I am happy to say that strikes, whether official or unofficial, no longer dog our economy as they did in the 1960s and 1970s. The Government's trade union reforms have transformed industrial relations, and I make no apology for quoting some more statistics. The average number of working days lost for every 1,000 employees between 1975 and 1979 was 512. Between 1990 and 1994, it was 37--a reduction of 93 per cent. There were only 205 recorded strikes in 1994--the lowest annual total since records began more than 100 years ago.

That transformation in our industrial relations has generated greater confidence in the economy. That has attracted inward investment, which has of course brought jobs and opportunities. During last year alone, almost 37,000 new jobs were created through inward investment, while more than 51,000 jobs were safeguarded. Better industrial relations and the positive climate for growth and enterprise that we have created have brought more work and better opportunities for the people of this country--whether they are trade union members or not--and strengthened the economy.
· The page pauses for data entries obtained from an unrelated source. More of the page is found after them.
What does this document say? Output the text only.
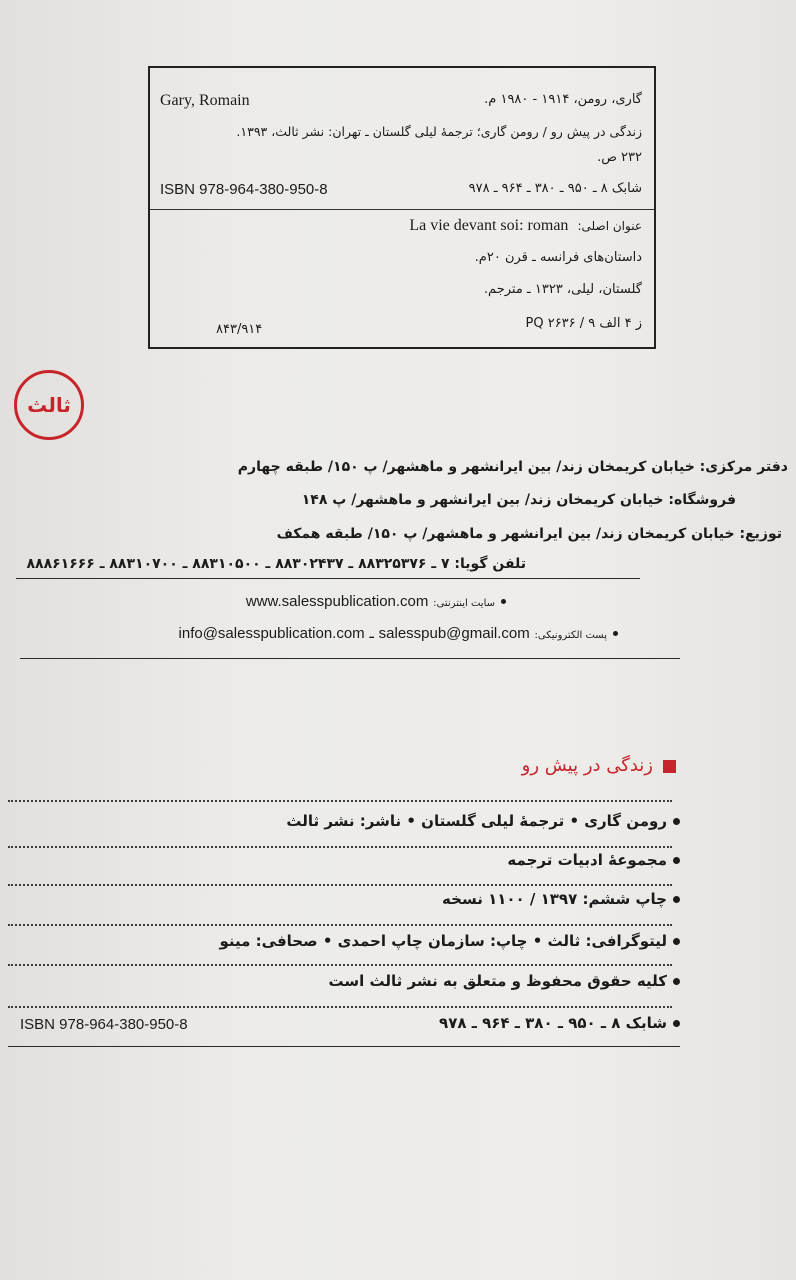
Gary, Romain	گاری، رومن، ۱۹۱۴ - ۱۹۸۰ م.
زندگی در پیش رو / رومن گاری؛ ترجمهٔ لیلی گلستان ـ تهران: نشر ثالث، ۱۳۹۳.
۲۳۲ ص.
ISBN 978-964-380-950-8	شابک ۸ ـ ۹۵۰ ـ ۳۸۰ ـ ۹۶۴ ـ ۹۷۸
عنوان اصلی: La vie devant soi: roman
داستان‌های فرانسه ـ قرن ۲۰م.
گلستان، لیلی، ۱۳۲۳ ـ مترجم.
PQ ۲۶۳۶ / ۹ ز ۴ الف
۸۴۳/۹۱۴
ثالث
دفتر مرکزی: خیابان کریمخان زند/ بین ایرانشهر و ماهشهر/ پ ۱۵۰/ طبقه چهارم
فروشگاه: خیابان کریمخان زند/ بین ایرانشهر و ماهشهر/ پ ۱۴۸
توزیع: خیابان کریمخان زند/ بین ایرانشهر و ماهشهر/ پ ۱۵۰/ طبقه همکف
تلفن گویا: ۷ ـ ۸۸۳۲۵۳۷۶ ـ ۸۸۳۰۲۴۳۷ ـ ۸۸۳۱۰۵۰۰ ـ ۸۸۳۱۰۷۰۰ ـ ۸۸۸۶۱۶۶۶
سایت اینترنتی: www.salesspublication.com
پست الکترونیکی: salesspub@gmail.com ـ info@salesspublication.com
زندگی در پیش رو
رومن گاری • ترجمهٔ لیلی گلستان • ناشر: نشر ثالث
مجموعهٔ ادبیات ترجمه
چاپ ششم: ۱۳۹۷ / ۱۱۰۰ نسخه
لیتوگرافی: ثالث • چاپ: سازمان چاپ احمدی • صحافی: مینو
کلیه حقوق محفوظ و متعلق به نشر ثالث است
شابک ۸ ـ ۹۵۰ ـ ۳۸۰ ـ ۹۶۴ ـ ۹۷۸
ISBN 978-964-380-950-8
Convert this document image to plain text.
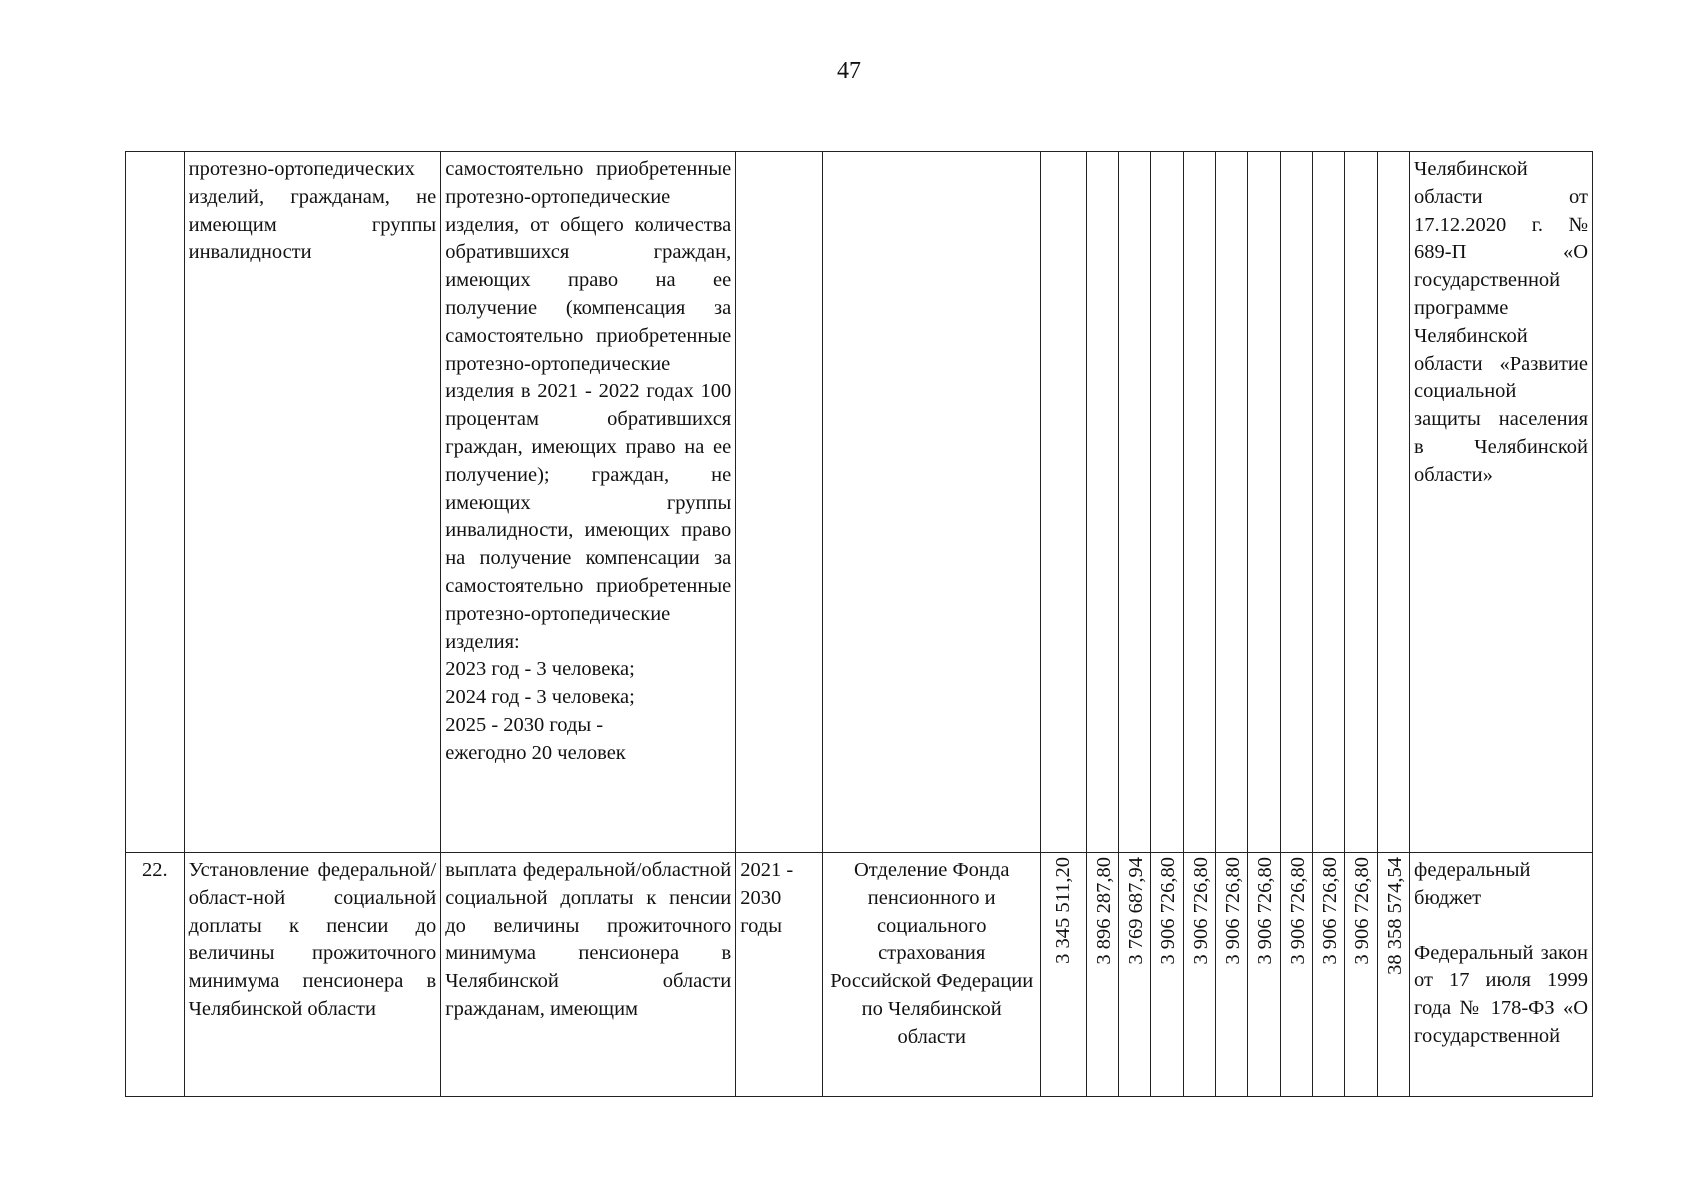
47
	протезно-ортопедических изделий, гражданам, не имеющим группы инвалидности	самостоятельно приобретенные протезно-ортопедические изделия, от общего количества обратившихся граждан, имеющих право на ее получение (компенсация за самостоятельно приобретенные протезно-ортопедические изделия в 2021 - 2022 годах 100 процентам обратившихся граждан, имеющих право на ее получение); граждан, не имеющих группы инвалидности, имеющих право на получение компенсации за самостоятельно приобретенные протезно-ортопедические изделия:
2023 год - 3 человека;
2024 год - 3 человека;
2025 - 2030 годы -
ежегодно 20 человек														Челябинской области от 17.12.2020 г. № 689-П «О государственной программе Челябинской области «Развитие социальной защиты населения в Челябинской области»
22.	Установление федеральной/област-ной социальной доплаты к пенсии до величины прожиточного минимума пенсионера в Челябинской области	выплата федеральной/областной социальной доплаты к пенсии до величины прожиточного минимума пенсионера в Челябинской области гражданам, имеющим	2021 - 2030 годы	Отделение Фонда пенсионного и социального страхования Российской Федерации по Челябинской области	3 345 511,20	3 896 287,80	3 769 687,94	3 906 726,80	3 906 726,80	3 906 726,80	3 906 726,80	3 906 726,80	3 906 726,80	3 906 726,80	38 358 574,54	федеральный бюджет
Федеральный закон от 17 июля 1999 года № 178-ФЗ «О государственной
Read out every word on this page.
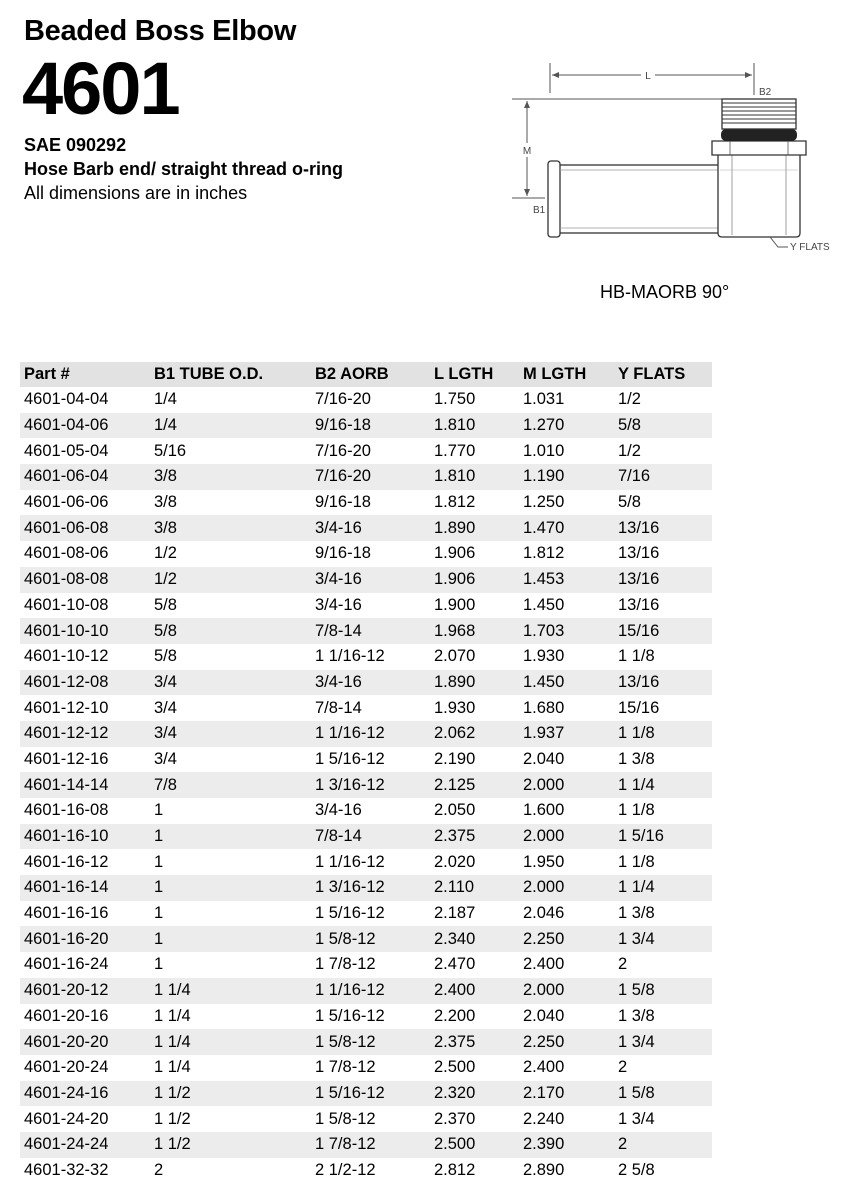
Beaded Boss Elbow
4601
SAE 090292
Hose Barb end/ straight thread o-ring
All dimensions are in inches
L
B2
M
B1
Y FLATS
HB-MAORB 90°
Part #	B1 TUBE O.D.	B2 AORB	L LGTH	M LGTH	Y FLATS
4601-04-04	1/4	7/16-20	1.750	1.031	1/2
4601-04-06	1/4	9/16-18	1.810	1.270	5/8
4601-05-04	5/16	7/16-20	1.770	1.010	1/2
4601-06-04	3/8	7/16-20	1.810	1.190	7/16
4601-06-06	3/8	9/16-18	1.812	1.250	5/8
4601-06-08	3/8	3/4-16	1.890	1.470	13/16
4601-08-06	1/2	9/16-18	1.906	1.812	13/16
4601-08-08	1/2	3/4-16	1.906	1.453	13/16
4601-10-08	5/8	3/4-16	1.900	1.450	13/16
4601-10-10	5/8	7/8-14	1.968	1.703	15/16
4601-10-12	5/8	1 1/16-12	2.070	1.930	1 1/8
4601-12-08	3/4	3/4-16	1.890	1.450	13/16
4601-12-10	3/4	7/8-14	1.930	1.680	15/16
4601-12-12	3/4	1 1/16-12	2.062	1.937	1 1/8
4601-12-16	3/4	1 5/16-12	2.190	2.040	1 3/8
4601-14-14	7/8	1 3/16-12	2.125	2.000	1 1/4
4601-16-08	1	3/4-16	2.050	1.600	1 1/8
4601-16-10	1	7/8-14	2.375	2.000	1 5/16
4601-16-12	1	1 1/16-12	2.020	1.950	1 1/8
4601-16-14	1	1 3/16-12	2.110	2.000	1 1/4
4601-16-16	1	1 5/16-12	2.187	2.046	1 3/8
4601-16-20	1	1 5/8-12	2.340	2.250	1 3/4
4601-16-24	1	1 7/8-12	2.470	2.400	2
4601-20-12	1 1/4	1 1/16-12	2.400	2.000	1 5/8
4601-20-16	1 1/4	1 5/16-12	2.200	2.040	1 3/8
4601-20-20	1 1/4	1 5/8-12	2.375	2.250	1 3/4
4601-20-24	1 1/4	1 7/8-12	2.500	2.400	2
4601-24-16	1 1/2	1 5/16-12	2.320	2.170	1 5/8
4601-24-20	1 1/2	1 5/8-12	2.370	2.240	1 3/4
4601-24-24	1 1/2	1 7/8-12	2.500	2.390	2
4601-32-32	2	2 1/2-12	2.812	2.890	2 5/8
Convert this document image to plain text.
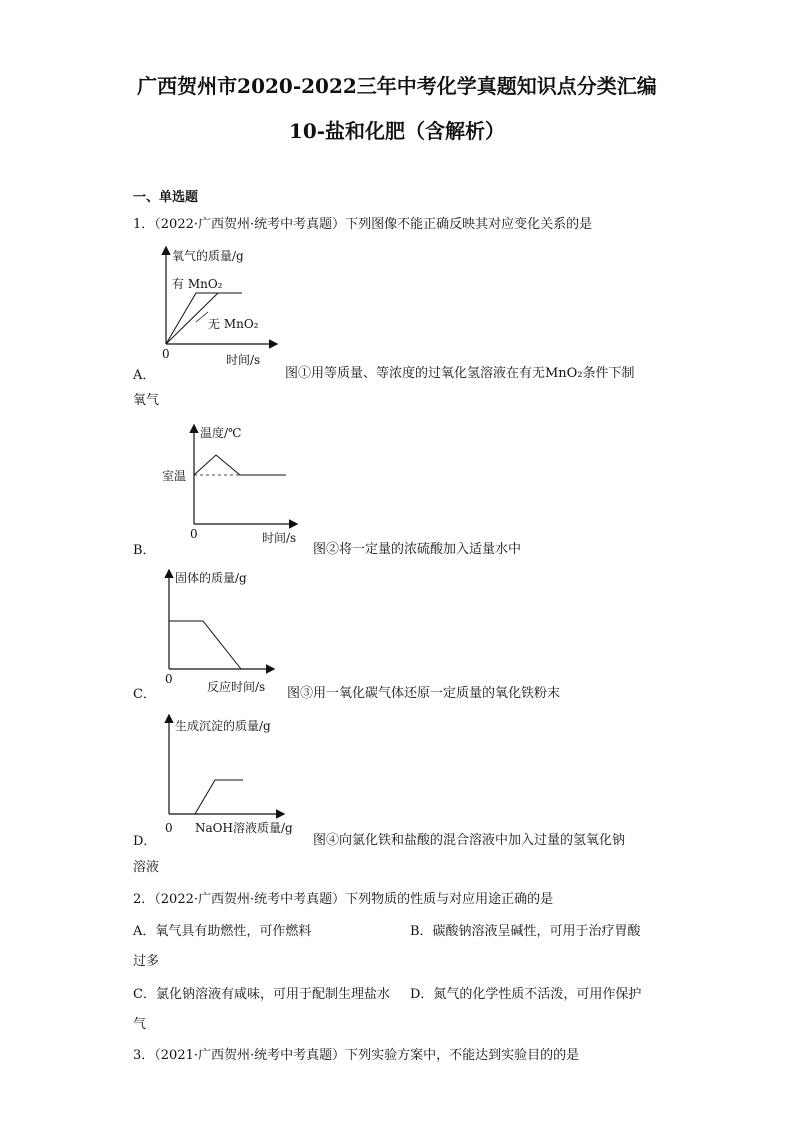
广西贺州市2020-2022三年中考化学真题知识点分类汇编
10-盐和化肥（含解析）
一、单选题
1．（2022·广西贺州·统考中考真题）下列图像不能正确反映其对应变化关系的是
氧气的质量/g
有 MnO₂
无 MnO₂
0	时间/s
A．	图①用等质量、等浓度的过氧化氢溶液在有无MnO₂条件下制
氧气
温度/℃
室温
0	时间/s
B．	图②将一定量的浓硫酸加入适量水中
固体的质量/g
0
反应时间/s
C．	图③用一氧化碳气体还原一定质量的氧化铁粉末
生成沉淀的质量/g
0 NaOH溶液质量/g
D．	图④向氯化铁和盐酸的混合溶液中加入过量的氢氧化钠
溶液
2．（2022·广西贺州·统考中考真题）下列物质的性质与对应用途正确的是
A．氧气具有助燃性，可作燃料	B．碳酸钠溶液呈碱性，可用于治疗胃酸
过多
C．氯化钠溶液有咸味，可用于配制生理盐水 D．氮气的化学性质不活泼，可用作保护
气
3．（2021·广西贺州·统考中考真题）下列实验方案中，不能达到实验目的的是
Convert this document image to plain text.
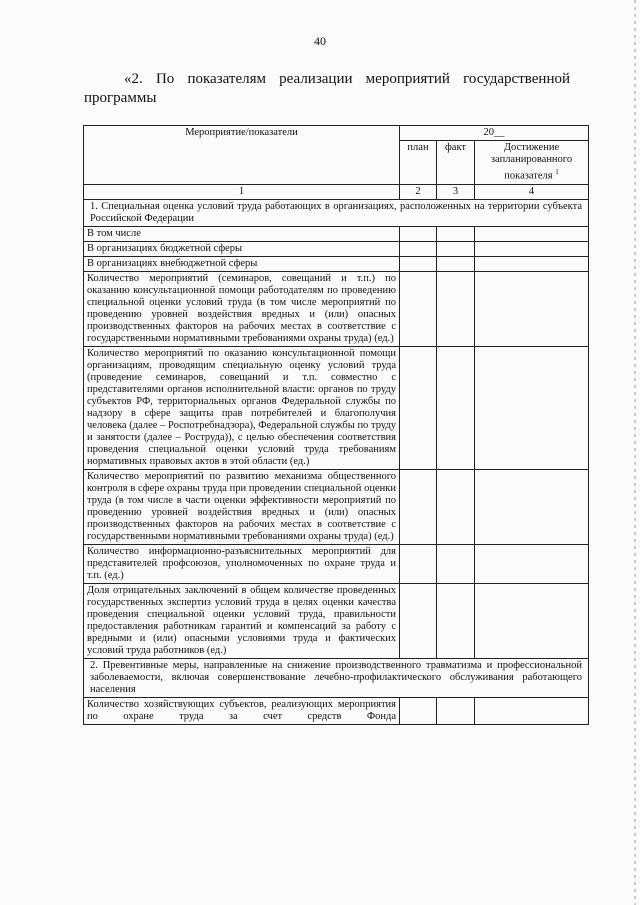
40
«2. По показателям реализации мероприятий государственной программы
Мероприятие/показатели	20__		
	план	факт	Достижение запланированного показателя $^1$
1	2	3	4
1. Специальная оценка условий труда работающих в организациях, расположенных на территории субъекта Российской Федерации			
В том числе			
В организациях бюджетной сферы			
В организациях внебюджетной сферы			
Количество мероприятий (семинаров, совещаний и т.п.) по оказанию консультационной помощи работодателям по проведению специальной оценки условий труда (в том числе мероприятий по проведению уровней воздействия вредных и (или) опасных производственных факторов на рабочих местах в соответствие с государственными нормативными требованиями охраны труда) (ед.)			
Количество мероприятий по оказанию консультационной помощи организациям, проводящим специальную оценку условий труда (проведение семинаров, совещаний и т.п. совместно с представителями органов исполнительной власти: органов по труду субъектов РФ, территориальных органов Федеральной службы по надзору в сфере защиты прав потребителей и благополучия человека (далее – Роспотребнадзора), Федеральной службы по труду и занятости (далее – Роструда)), с целью обеспечения соответствия проведения специальной оценки условий труда требованиям нормативных правовых актов в этой области (ед.)			
Количество мероприятий по развитию механизма общественного контроля в сфере охраны труда при проведении специальной оценки труда (в том числе в части оценки эффективности мероприятий по проведению уровней воздействия вредных и (или) опасных производственных факторов на рабочих местах в соответствие с государственными нормативными требованиями охраны труда) (ед.)			
Количество информационно-разъяснительных мероприятий для представителей профсоюзов, уполномоченных по охране труда и т.п. (ед.)			
Доля отрицательных заключений в общем количестве проведенных государственных экспертиз условий труда в целях оценки качества проведения специальной оценки условий труда, правильности предоставления работникам гарантий и компенсаций за работу с вредными и (или) опасными условиями труда и фактических условий труда работников (ед.)			
2. Превентивные меры, направленные на снижение производственного травматизма и профессиональной заболеваемости, включая совершенствование лечебно-профилактического обслуживания работающего населения			
Количество хозяйствующих субъектов, реализующих мероприятия по охране труда за счет средств Фонда			
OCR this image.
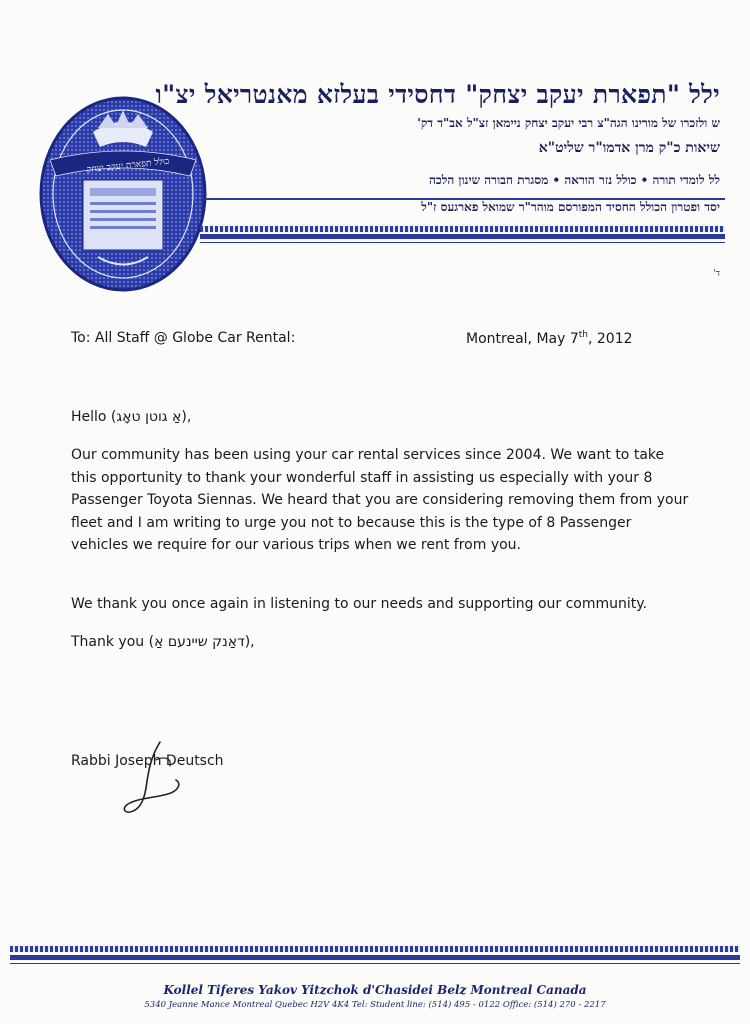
כולל תפארת יעקב יצחק
ילל "תפארת יעקב יצחק" דחסידי בעלזא מאנטריאל יצ"ו
ש ולזכרו של מורינו הגה"צ רבי יעקב יצחק ניימאן זצ"ל אב"ד דק'
שיאות כ"ק מרן אדמו"ר שליט"א
לל לומדי תורה • כולל נזר הוראה • מסגרת חבורה שינון הלכה
יסד ופטרון הכולל החסיד המפורסם מוהר"ר שמואל פארגעס ז"ל
ד'
To: All Staff @ Globe Car Rental:	Montreal, May 7th, 2012
Hello (אַ גוטן טאָג),
Our community has been using your car rental services since 2004. We want to take this opportunity to thank your wonderful staff in assisting us especially with your 8 Passenger Toyota Siennas. We heard that you are considering removing them from your fleet and I am writing to urge you not to because this is the type of 8 Passenger vehicles we require for our various trips when we rent from you.
We thank you once again in listening to our needs and supporting our community.
Thank you (דאַנק שיינעם אַ),
Rabbi Joseph Deutsch
Kollel Tiferes Yakov Yitzchok d'Chasidei Belz Montreal Canada
5340 Jeanne Mance Montreal Quebec H2V 4K4 Tel: Student line: (514) 495 - 0122 Office: (514) 270 - 2217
I should not need to add that the Labour party has voted against every reform that we have introduced, just as it will vote to revoke the regulations. It was no more right about the other issues than it is about this one.

We have had an interesting and instructive debate--for some of the time. It has been interesting not only because of what has been said, but for what was not said by the hon. Member for Makerfield and other Opposition Members. We have heard no more than might have been predicted in a Trades Union Congress brief on the issue.

As I said, I would not expect any meeting of minds on some points for we approach such matters from fundamentally different standpoints. I would not expect Opposition Members to welcome a provision that allows an employer freedom of choice on whether to consult through a trade union or through representatives elected by employees themselves. I did not expect Opposition Members to approve measures designed to minimise the statutory burdens on UK businesses to enable them to remain competitive and create jobs.

Nor did I expect to hear--although I challenge him to tell us now--how the hon. Member for Makerfield would give effect to the judgments. Would the hon. Gentleman return to the practices of the past? Is he a representative of old Labour? Looking down the bench below the Gangway, I see that there are rather a lot of old Labour members in the Chamber. Where the others? Where is new Labour? Where are the stakeholders? We have the old stakeposts here tonight, and I think that they will win the battle for the heart and soul of the Labour party.

Question put:--

The House divided: Ayes 258, Noes 295.